Anche due pistole nel covo del latitante

Un uomo arrestato ai Tamburi in un blitz dei poliziotti della Squadra Mobile


Due pistole, un giubbotto antiproiettile, uno scanner e soldi nel covo del 61enne Cosimo Morrone, il latitante arrestato ai Tamburi in un blitz dei poliziotti della Squadra Mobile.

Morrone era irreperibile da gennaio scorso da quando è scattata l’operazione “Game over” coordinata dalla Dda di Lecce.
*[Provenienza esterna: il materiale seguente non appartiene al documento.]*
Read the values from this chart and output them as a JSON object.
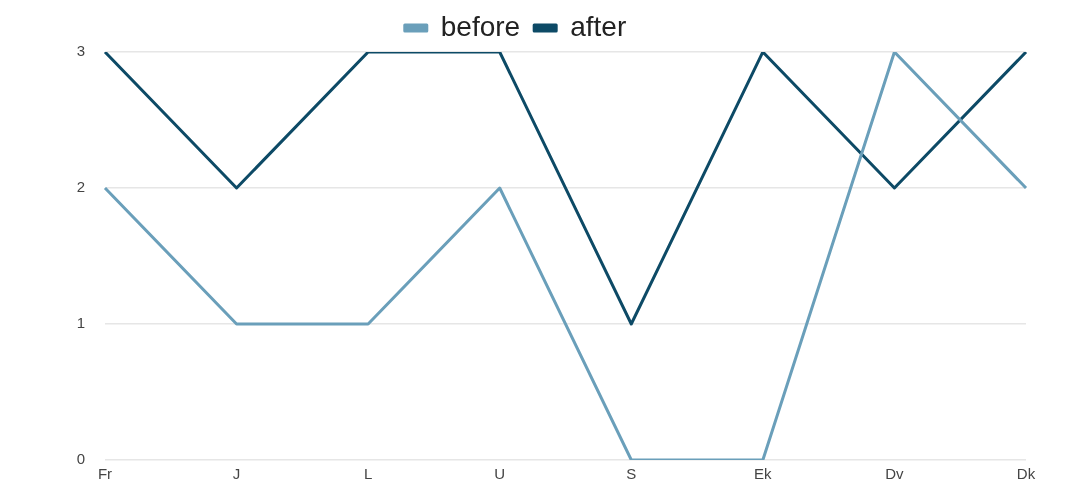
{
  "chart_data": {
    "type": "line",
    "categories": [
      "Fr",
      "J",
      "L",
      "U",
      "S",
      "Ek",
      "Dv",
      "Dk"
    ],
    "series": [
      {
        "name": "before",
        "color": "#6a9fba",
        "values": [
          2,
          1,
          1,
          2,
          0,
          0,
          3,
          2
        ]
      },
      {
        "name": "after",
        "color": "#0d4a66",
        "values": [
          3,
          2,
          3,
          3,
          1,
          3,
          2,
          3
        ]
      }
    ],
    "ylim": [
      0,
      3
    ],
    "yticks": [
      0,
      1,
      2,
      3
    ],
    "grid": "y",
    "legend": "top",
    "marker": "none",
    "line_style": "solid"
  }
}
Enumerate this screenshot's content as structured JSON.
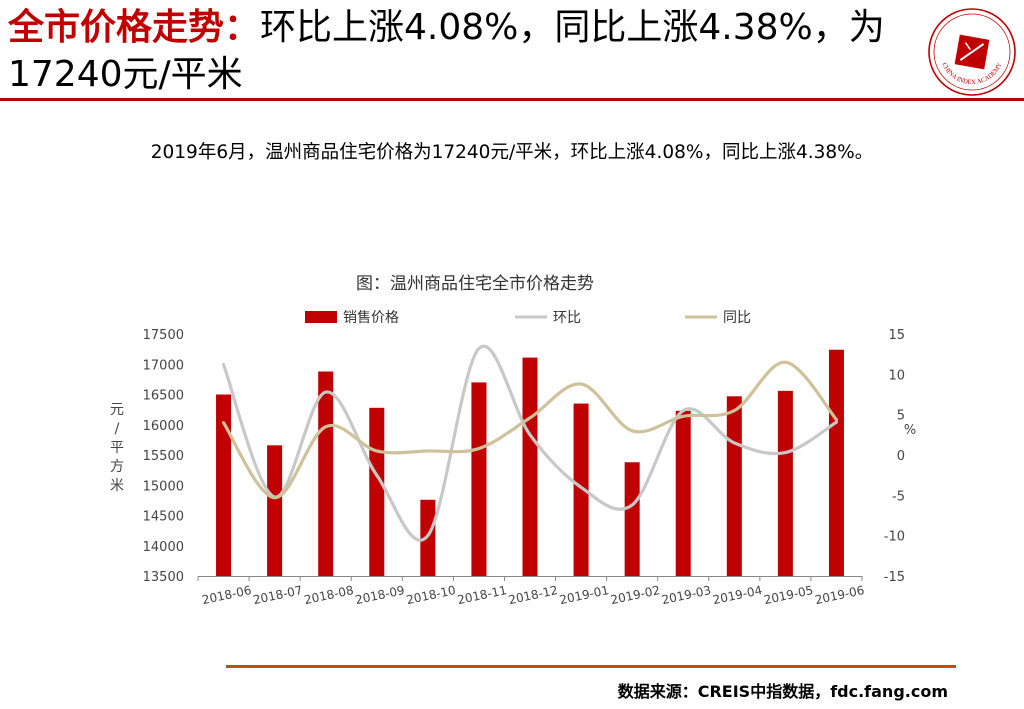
{
  "header": {
    "title_red": "全市价格走势：",
    "title_black": "环比上涨4.08%，同比上涨4.38%，为17240元/平米"
  },
  "logo": {
    "icon": "china-index-academy-seal-icon",
    "text": "CHINA INDEX ACADEMY",
    "color": "#c00000"
  },
  "summary": "2019年6月，温州商品住宅价格为17240元/平米，环比上涨4.08%，同比上涨4.38%。",
  "source": "数据来源：CREIS中指数据，fdc.fang.com",
  "chart_data": {
    "type": "bar",
    "title": "图：温州商品住宅全市价格走势",
    "categories": [
      "2018-06",
      "2018-07",
      "2018-08",
      "2018-09",
      "2018-10",
      "2018-11",
      "2018-12",
      "2019-01",
      "2019-02",
      "2019-03",
      "2019-04",
      "2019-05",
      "2019-06"
    ],
    "ylabel": "元/平方米",
    "y2label": "%",
    "ylim": [
      13500,
      17500
    ],
    "yticks": [
      13500,
      14000,
      14500,
      15000,
      15500,
      16000,
      16500,
      17000,
      17500
    ],
    "y2lim": [
      -15,
      15
    ],
    "y2ticks": [
      -15,
      -10,
      -5,
      0,
      5,
      10,
      15
    ],
    "legend_position": "top",
    "grid": false,
    "series": [
      {
        "name": "销售价格",
        "kind": "bar",
        "axis": "left",
        "color": "#c00000",
        "values": [
          16500,
          15660,
          16880,
          16280,
          14760,
          16700,
          17110,
          16350,
          15380,
          16230,
          16470,
          16560,
          17240
        ]
      },
      {
        "name": "环比",
        "kind": "line",
        "axis": "right",
        "color": "#c8c8c8",
        "values": [
          11.2,
          -5.2,
          7.8,
          -2.5,
          -10.0,
          13.2,
          2.5,
          -4.0,
          -6.2,
          5.5,
          1.5,
          0.3,
          4.08
        ]
      },
      {
        "name": "同比",
        "kind": "line",
        "axis": "right",
        "color": "#cfc29a",
        "values": [
          4.0,
          -5.3,
          3.5,
          0.5,
          0.5,
          0.8,
          4.6,
          8.8,
          3.0,
          4.8,
          5.5,
          11.5,
          4.38
        ]
      }
    ]
  }
}
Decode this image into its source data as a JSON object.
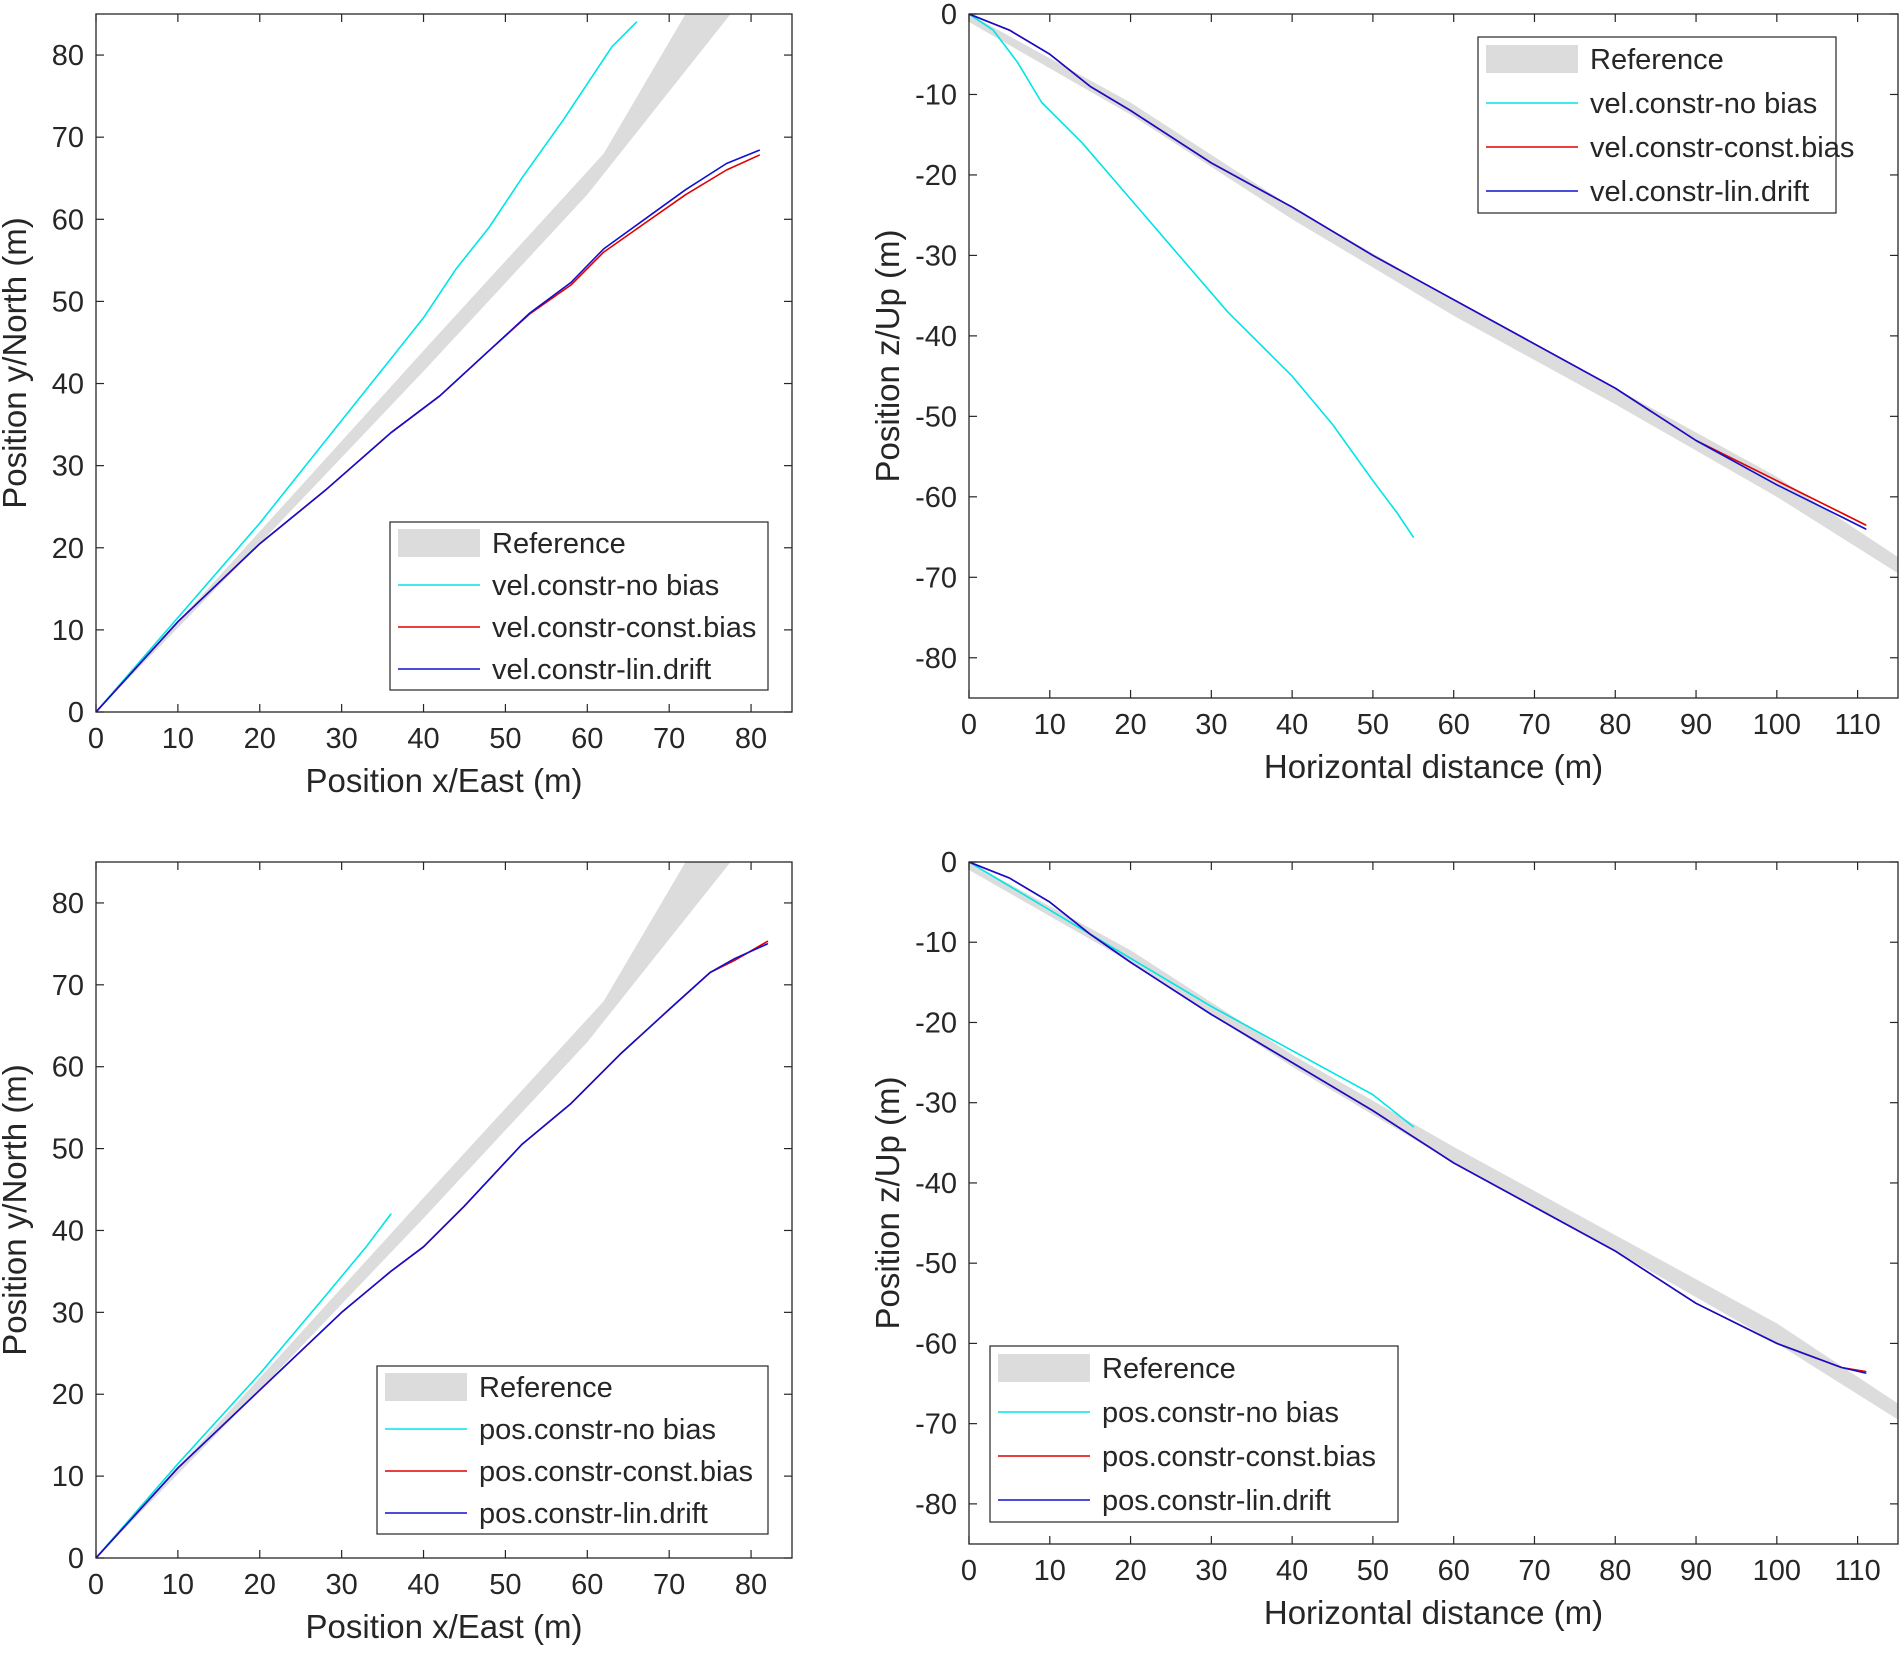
{
  "colors": {
    "reference": "#dcdcdc",
    "no_bias": "#00e5e5",
    "const_bias": "#e00000",
    "lin_drift": "#1010d0",
    "axis": "#262626"
  },
  "chart_data": [
    {
      "id": "top-left",
      "type": "line",
      "xlabel": "Position x/East (m)",
      "ylabel": "Position y/North (m)",
      "xlim": [
        0,
        85
      ],
      "ylim": [
        0,
        85
      ],
      "xticks": [
        0,
        10,
        20,
        30,
        40,
        50,
        60,
        70,
        80
      ],
      "yticks": [
        0,
        10,
        20,
        30,
        40,
        50,
        60,
        70,
        80
      ],
      "legend_position": "bottom-right",
      "reference_band": {
        "name": "Reference",
        "upper": [
          [
            0,
            0
          ],
          [
            20,
            22
          ],
          [
            40,
            44
          ],
          [
            62,
            68
          ],
          [
            72,
            85
          ]
        ],
        "lower": [
          [
            0,
            0
          ],
          [
            20,
            20.5
          ],
          [
            40,
            41.5
          ],
          [
            60,
            63
          ],
          [
            77.5,
            85
          ]
        ]
      },
      "series": [
        {
          "name": "vel.constr-no bias",
          "color_key": "no_bias",
          "points": [
            [
              0,
              0
            ],
            [
              10,
              11.5
            ],
            [
              20,
              23
            ],
            [
              30,
              35.5
            ],
            [
              36,
              43
            ],
            [
              40,
              48
            ],
            [
              44,
              54
            ],
            [
              48,
              59
            ],
            [
              52,
              65
            ],
            [
              57,
              72
            ],
            [
              60,
              76.5
            ],
            [
              63,
              81
            ],
            [
              66,
              84
            ]
          ]
        },
        {
          "name": "vel.constr-const.bias",
          "color_key": "const_bias",
          "points": [
            [
              0,
              0
            ],
            [
              10,
              11
            ],
            [
              20,
              20.5
            ],
            [
              28,
              27
            ],
            [
              36,
              34
            ],
            [
              42,
              38.5
            ],
            [
              48,
              44
            ],
            [
              53,
              48.5
            ],
            [
              58,
              52
            ],
            [
              62,
              56
            ],
            [
              67,
              59.5
            ],
            [
              72,
              63
            ],
            [
              77,
              66
            ],
            [
              81,
              67.8
            ]
          ]
        },
        {
          "name": "vel.constr-lin.drift",
          "color_key": "lin_drift",
          "points": [
            [
              0,
              0
            ],
            [
              10,
              11
            ],
            [
              20,
              20.5
            ],
            [
              28,
              27
            ],
            [
              36,
              34
            ],
            [
              42,
              38.5
            ],
            [
              48,
              44
            ],
            [
              53,
              48.6
            ],
            [
              58,
              52.3
            ],
            [
              62,
              56.4
            ],
            [
              67,
              60
            ],
            [
              72,
              63.6
            ],
            [
              77,
              66.8
            ],
            [
              81,
              68.4
            ]
          ]
        }
      ]
    },
    {
      "id": "top-right",
      "type": "line",
      "xlabel": "Horizontal distance (m)",
      "ylabel": "Position z/Up (m)",
      "xlim": [
        0,
        115
      ],
      "ylim": [
        -85,
        0
      ],
      "xticks": [
        0,
        10,
        20,
        30,
        40,
        50,
        60,
        70,
        80,
        90,
        100,
        110
      ],
      "yticks": [
        0,
        -10,
        -20,
        -30,
        -40,
        -50,
        -60,
        -70,
        -80
      ],
      "legend_position": "top-right",
      "reference_band": {
        "name": "Reference",
        "upper": [
          [
            0,
            0
          ],
          [
            20,
            -11
          ],
          [
            40,
            -24
          ],
          [
            60,
            -35.5
          ],
          [
            80,
            -46.5
          ],
          [
            100,
            -57.5
          ],
          [
            115,
            -67.5
          ]
        ],
        "lower": [
          [
            0,
            -1
          ],
          [
            20,
            -12.5
          ],
          [
            40,
            -25.5
          ],
          [
            60,
            -37.5
          ],
          [
            80,
            -48.5
          ],
          [
            100,
            -60
          ],
          [
            115,
            -69.5
          ]
        ]
      },
      "series": [
        {
          "name": "vel.constr-no bias",
          "color_key": "no_bias",
          "points": [
            [
              0,
              0
            ],
            [
              3,
              -2
            ],
            [
              6,
              -6
            ],
            [
              9,
              -11
            ],
            [
              14,
              -16
            ],
            [
              20,
              -23
            ],
            [
              26,
              -30
            ],
            [
              32,
              -37
            ],
            [
              40,
              -45
            ],
            [
              45,
              -51
            ],
            [
              50,
              -58
            ],
            [
              53,
              -62
            ],
            [
              55,
              -65
            ]
          ]
        },
        {
          "name": "vel.constr-const.bias",
          "color_key": "const_bias",
          "points": [
            [
              0,
              0
            ],
            [
              5,
              -2
            ],
            [
              10,
              -5
            ],
            [
              15,
              -9
            ],
            [
              20,
              -12
            ],
            [
              30,
              -18.5
            ],
            [
              40,
              -24
            ],
            [
              50,
              -30
            ],
            [
              60,
              -35.5
            ],
            [
              70,
              -41
            ],
            [
              80,
              -46.5
            ],
            [
              90,
              -53
            ],
            [
              100,
              -58
            ],
            [
              108,
              -62
            ],
            [
              111,
              -63.5
            ]
          ]
        },
        {
          "name": "vel.constr-lin.drift",
          "color_key": "lin_drift",
          "points": [
            [
              0,
              0
            ],
            [
              5,
              -2
            ],
            [
              10,
              -5
            ],
            [
              15,
              -9
            ],
            [
              20,
              -12
            ],
            [
              30,
              -18.5
            ],
            [
              40,
              -24
            ],
            [
              50,
              -30
            ],
            [
              60,
              -35.5
            ],
            [
              70,
              -41
            ],
            [
              80,
              -46.5
            ],
            [
              90,
              -53
            ],
            [
              100,
              -58.5
            ],
            [
              108,
              -62.5
            ],
            [
              111,
              -64
            ]
          ]
        }
      ]
    },
    {
      "id": "bottom-left",
      "type": "line",
      "xlabel": "Position x/East (m)",
      "ylabel": "Position y/North (m)",
      "xlim": [
        0,
        85
      ],
      "ylim": [
        0,
        85
      ],
      "xticks": [
        0,
        10,
        20,
        30,
        40,
        50,
        60,
        70,
        80
      ],
      "yticks": [
        0,
        10,
        20,
        30,
        40,
        50,
        60,
        70,
        80
      ],
      "legend_position": "bottom-right",
      "reference_band": {
        "name": "Reference",
        "upper": [
          [
            0,
            0
          ],
          [
            20,
            22
          ],
          [
            40,
            44
          ],
          [
            62,
            68
          ],
          [
            72,
            85
          ]
        ],
        "lower": [
          [
            0,
            0
          ],
          [
            20,
            20.5
          ],
          [
            40,
            41.5
          ],
          [
            60,
            63
          ],
          [
            77.5,
            85
          ]
        ]
      },
      "series": [
        {
          "name": "pos.constr-no bias",
          "color_key": "no_bias",
          "points": [
            [
              0,
              0
            ],
            [
              10,
              11.5
            ],
            [
              20,
              22.5
            ],
            [
              28,
              32
            ],
            [
              33,
              38
            ],
            [
              36,
              42
            ]
          ]
        },
        {
          "name": "pos.constr-const.bias",
          "color_key": "const_bias",
          "points": [
            [
              0,
              0
            ],
            [
              10,
              11
            ],
            [
              20,
              20.5
            ],
            [
              30,
              30
            ],
            [
              36,
              35
            ],
            [
              40,
              38
            ],
            [
              45,
              43
            ],
            [
              52,
              50.5
            ],
            [
              58,
              55.5
            ],
            [
              64,
              61.5
            ],
            [
              70,
              67
            ],
            [
              75,
              71.5
            ],
            [
              78,
              73
            ],
            [
              82,
              75.3
            ]
          ]
        },
        {
          "name": "pos.constr-lin.drift",
          "color_key": "lin_drift",
          "points": [
            [
              0,
              0
            ],
            [
              10,
              11
            ],
            [
              20,
              20.5
            ],
            [
              30,
              30
            ],
            [
              36,
              35
            ],
            [
              40,
              38
            ],
            [
              45,
              43
            ],
            [
              52,
              50.5
            ],
            [
              58,
              55.5
            ],
            [
              64,
              61.5
            ],
            [
              70,
              67
            ],
            [
              75,
              71.5
            ],
            [
              78,
              73.2
            ],
            [
              82,
              75
            ]
          ]
        }
      ]
    },
    {
      "id": "bottom-right",
      "type": "line",
      "xlabel": "Horizontal distance (m)",
      "ylabel": "Position z/Up (m)",
      "xlim": [
        0,
        115
      ],
      "ylim": [
        -85,
        0
      ],
      "xticks": [
        0,
        10,
        20,
        30,
        40,
        50,
        60,
        70,
        80,
        90,
        100,
        110
      ],
      "yticks": [
        0,
        -10,
        -20,
        -30,
        -40,
        -50,
        -60,
        -70,
        -80
      ],
      "legend_position": "bottom-left",
      "reference_band": {
        "name": "Reference",
        "upper": [
          [
            0,
            0
          ],
          [
            20,
            -11
          ],
          [
            40,
            -24
          ],
          [
            60,
            -35.5
          ],
          [
            80,
            -46.5
          ],
          [
            100,
            -57.5
          ],
          [
            115,
            -67.5
          ]
        ],
        "lower": [
          [
            0,
            -1
          ],
          [
            20,
            -12.5
          ],
          [
            40,
            -25.5
          ],
          [
            60,
            -37.5
          ],
          [
            80,
            -48.5
          ],
          [
            100,
            -60
          ],
          [
            115,
            -69.5
          ]
        ]
      },
      "series": [
        {
          "name": "pos.constr-no bias",
          "color_key": "no_bias",
          "points": [
            [
              0,
              0
            ],
            [
              10,
              -6
            ],
            [
              20,
              -12
            ],
            [
              30,
              -18
            ],
            [
              40,
              -23.5
            ],
            [
              50,
              -29
            ],
            [
              55,
              -33
            ]
          ]
        },
        {
          "name": "pos.constr-const.bias",
          "color_key": "const_bias",
          "points": [
            [
              0,
              0
            ],
            [
              5,
              -2
            ],
            [
              10,
              -5
            ],
            [
              15,
              -9
            ],
            [
              20,
              -12.5
            ],
            [
              30,
              -19
            ],
            [
              40,
              -25
            ],
            [
              50,
              -31
            ],
            [
              60,
              -37.5
            ],
            [
              70,
              -43
            ],
            [
              80,
              -48.5
            ],
            [
              90,
              -55
            ],
            [
              100,
              -60
            ],
            [
              108,
              -63
            ],
            [
              111,
              -63.5
            ]
          ]
        },
        {
          "name": "pos.constr-lin.drift",
          "color_key": "lin_drift",
          "points": [
            [
              0,
              0
            ],
            [
              5,
              -2
            ],
            [
              10,
              -5
            ],
            [
              15,
              -9
            ],
            [
              20,
              -12.5
            ],
            [
              30,
              -19
            ],
            [
              40,
              -25
            ],
            [
              50,
              -31
            ],
            [
              60,
              -37.5
            ],
            [
              70,
              -43
            ],
            [
              80,
              -48.5
            ],
            [
              90,
              -55
            ],
            [
              100,
              -60
            ],
            [
              108,
              -63
            ],
            [
              111,
              -63.7
            ]
          ]
        }
      ]
    }
  ]
}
Nella circostanza furono eseguite 29 ordinanze di custodia cautelare, nei confronti dei presunti appartenenti ad un gruppo criminale dedito al traffico di sostanze stupefacenti. I poliziotti al termine di mirate indagini, partite immediatamente dopo l’operazione “Game Over”, intorno alle 16 di ieri, hanno individuato l’appartamento dove il ricercato si nascondeva.

Dopo aver circondato l’intera zona, sbarrando ogni e via difuga, gli investigatori della Squadra Mobile, hanno fatto irruzione nell’abitazione. All’interno c’erano Morrone e Cosimo Pizzolla, 64enne che aveva in uso l’appartamento.Nel corso della perquisizione gli agenti hanno rinvenuto una Beretta calibro 7.65 ed un’altra di fabbricazione tedesca dello stesso calibro.

Entrambi le armi avevano la matricola limata e il caricatore inserito. Inoltre sono stati recuperati 10mila euro in banconote di grosso taglio , un giubbotto antiproiettile, due ricetrasmettitori, un localizzatore di microspie d una carta d’identità falsa. Morrone e Pizzolla sono stati poi condotti presso casa circondariale.Morrone come accertato nel corso delle indagini aveva avuto all’interno del gruppo criminale, sgominato nel blitz dello scorso gennaio, l’importante ruolo di “procacciatore”, capace di gestire contemporaneamente più canali per la fornitura e lo spaccio di droga.